Because of the way my mind works, I find certain things fascinating, like how many of the authors of “the world’s best-loved books” were Scottish, or how many had a variety of occupations before finally finding success in writing. I liked that the format went forward in time, starting with Austen in 1813, and ending with Dan Brown’s “The DaVinci Code” in 2003. I did NOT like that fiction and non-fiction were divided, because then the time clock reset itself, with Samuel Johnson’s “The English Dictionary” in 1755, and Stephen Hawkings “A Brief History of Time” in 1988. I understand why you’d start with fiction, since most readers are fans of that rather than non-fiction. But I have to say that I found the information on the history of encyclopedia’s every bit as engaging as that of any fictional work (and author). I also quibble with the inclusion of Truman Capote’s “In Cold Blood” into the non-fiction section, because I think that can be arguable (as it seems, can Alex Haley’s “Roots”), but people will argue about anything, especially what constitutes truth!

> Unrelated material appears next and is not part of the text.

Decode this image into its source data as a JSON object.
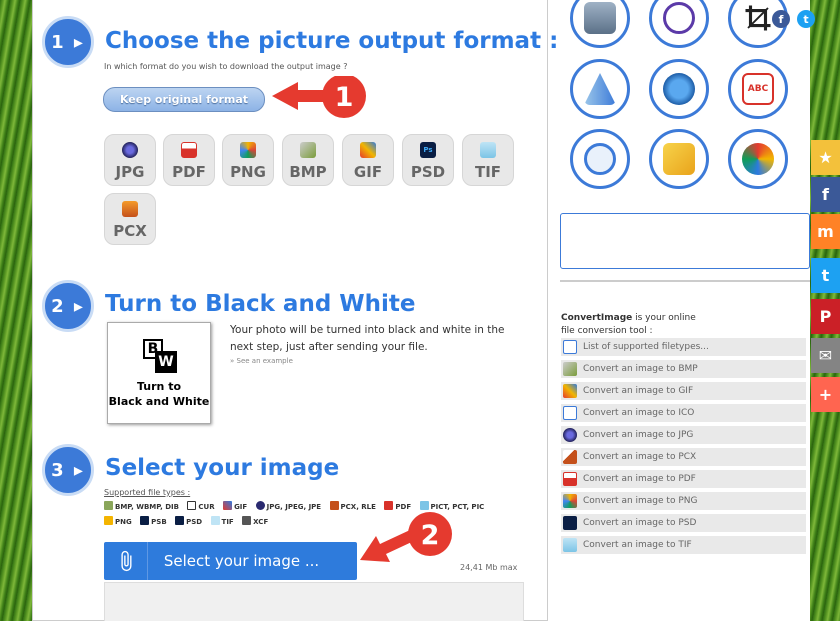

In the end, despite not liking the book when I started reading, I bought myself a copy so that I could mark up facts on each author that I didn’t know, and could also dog-ear the pages on books I hadn’t read yet. So is “Pansy O’Hara” perfect? No. Just like Margaret Mitchell changed the heroine’s name in her novel “Gone With the Wind”, the authors of this text could have made changes that enhanced my enjoyment of it. But did I learn something from it? Yes, I did. And as a reference book, however flawed, I’m sure I’ll refer to it for years to come.